Following several years of roasting for wholesale and direct-to-consumer buyers, Los Angeles-based Heavy Water Coffee Roasters recently waded into retail coffee service.
The coffee company opened shop last month inside a former two-car garage, where the salmon exterior gives way to a cheery blue and off-white interior that recalls the colors of the nearby Dodger Stadium.
“Some of my early, core memories are my grandpa wearing all the Dodgers gear, the hat and the warm-up jacket, and he would sit in the kitchen and drink hot coffee in the middle of summer. I always thought it was so weird,” Heavy Water Founder Tim Riley recently told Daily Coffee News. “He used to carry around this little blue Dodgers bat and swing it at us when we would come in the kitchen, like, ‘No ensucies la cocina! Don’t get the kitchen dirty.'”

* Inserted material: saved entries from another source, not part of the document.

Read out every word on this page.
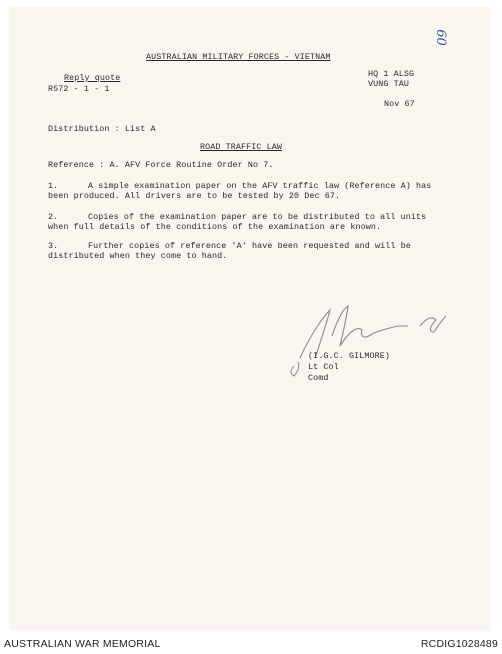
AUSTRALIAN MILITARY FORCES - VIETNAM
60
Reply quote
R572 - 1 - 1
HQ 1 ALSG
VUNG TAU
Nov 67
Distribution : List A
ROAD TRAFFIC LAW
Reference : A. AFV Force Routine Order No 7.
1.	A simple examination paper on the AFV traffic law (Reference A) has
been produced. All drivers are to be tested by 20 Dec 67.
2.	Copies of the examination paper are to be distributed to all units
when full details of the conditions of the examination are known.
3.	Further copies of reference 'A' have been requested and will be
distributed when they come to hand.
(I.G.C. GILMORE)
Lt Col
Comd
AUSTRALIAN WAR MEMORIAL	RCDIG1028489
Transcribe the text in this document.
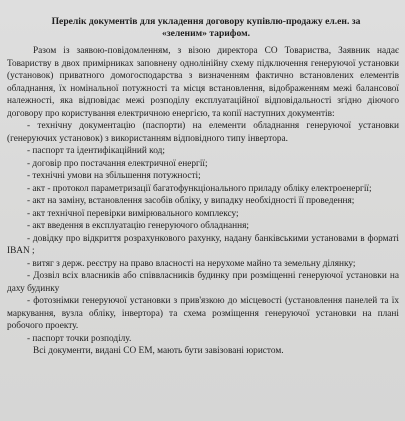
Перелік документів для укладення договору купівлю-продажу ел.ен. за
«зеленим» тарифом.

Разом із заявою-повідомленням, з візою директора СО Товариства, Заявник надає Товариству в двох примірниках заповнену однолінійну схему підключення генеруючої установки (установок) приватного домогосподарства з визначенням фактично встановлених елементів обладнання, їх номінальної потужності та місця встановлення, відображенням межі балансової належності, яка відповідає межі розподілу експлуатаційної відповідальності згідно діючого договору про користування електричною енергією, та копії наступних документів:

- технічну документацію (паспорти) на елементи обладнання генеруючої установки (генеруючих установок) з використанням відповідного типу інвертора.

- паспорт та ідентифікаційний код;

- договір про постачання електричної енергії;

- технічні умови на збільшення потужності;

- акт - протокол параметризації багатофункціонального приладу обліку електроенергії;

- акт на заміну, встановлення засобів обліку, у випадку необхідності її проведення;

- акт технічної перевірки вимірювального комплексу;

- акт введення в експлуатацію генеруючого обладнання;

- довідку про відкриття розрахункового рахунку, надану банківськими установами в форматі IBAN ;

- витяг з держ. реєстру на право власності на нерухоме майно та земельну ділянку;

- Дозвіл всіх власників або співвласників будинку при розміщенні генеруючої установки на даху будинку

- фотознімки генеруючої установки з прив'язкою до місцевості (установлення панелей та їх маркування, вузла обліку, інвертора) та схема розміщення генеруючої установки на плані робочого проекту.

- паспорт точки розподілу.

Всі документи, видані СО ЕМ, мають бути завізовані юристом.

The layout of the 170-square-foot former car garage in central L.A.’s Victor Heights district draws inspiration from similarly tight coffee spaces of Japan that Riley visited during recent travels.
“The efficiency in square footage usage was so impressive,” said Riley. “It made me feel like 170 square feet was plenty of space.”
Locally handmade ceramic cups and pendant lights match the colors of the shop. A floating white oak bar and shelving are designed to give the space an elevated look without feeling sterile.
The shop is nestled within a burgeoning culinary hub, where multiple restaurants will soon share seating in a common interior courtyard. A burger joint and a bakery are among the businesses moving into the block, where Heavy Water and Korean restaurant Perilla are already up and running.
While the shop is a first for Heavy Water, it’s also a return to form for Riley, who honed his coffee palate over several years as a barista at former L.A. coffee hot spot Handsome Coffee Roasters. Riley stayed aboard with Handsome as it transitioned into a Blue Bottle location, and later worked at a Coffee Commissary location prior to entering roasting.
The Dodger blue Slayer Steam EP espresso machine, high-end prosumer single-dose grinder by Kafatek and other equipment on the Heavy Water bar reflect a balance of quality with a fun and engaging workplace.
“Whatever barista is working when a customer comes through Heavy Water, they are the face of Heavy Water, so I am trying to make sure that that person is taken care of, that we’re paying them a fair wage and providing an environment where they’re comfortable,” said Riley. “I am trying to do right by the people that I work with in that capacity, because I wish somebody did that for me.”
The focus on people is complemented by a deep focus on the product at hand, beginning with the roasted coffee.
“I noticed a trend in the Los Angeles coffee scene: When some multiroaster shops switched to roasting their own coffee, the quality of their drinks inevitably dipped,” said Riley. “That happened multiple times with different shops all over the city. That really struck a chord with me, to be like, ‘Okay, if I ever do a cafe, I’m going to focus on the product first, and make sure that I have this thing dialed in before I try to open up a storefront.'”
Riley roasts for Heavy Water on a Probat L12 machine owned by Black Stallion Coffee in nearby San Gabriel. Green coffees are purchased either directly from growers, or through importers such as Falcon Coffees, Paramo Trading, Hacea Coffee Source and others.
“One of my favorite things about being a roaster is the connection to the working class of other countries,” said Riley. “My philosophy when roasting is to showcase the work the producer has done. Honestly, I would like to have as little fingerprint on the coffee as possible.”
Heavy Water held a grand opening on July 1, with live music, food prepared on site by L.A. chef Jesse Furman and a steady stream of new customers.
“I’m so grateful and thankful for everyone who’s been coming out. It’s terrifying opening up a business, and on top of that my wife and I just had our first child in March,” said Riley. “I have some big plans to open up a roastery somewhere in the Ventura/Santa Barbara area one day, but right now I’m just going to focus on serving the community good coffee and being a good dad.”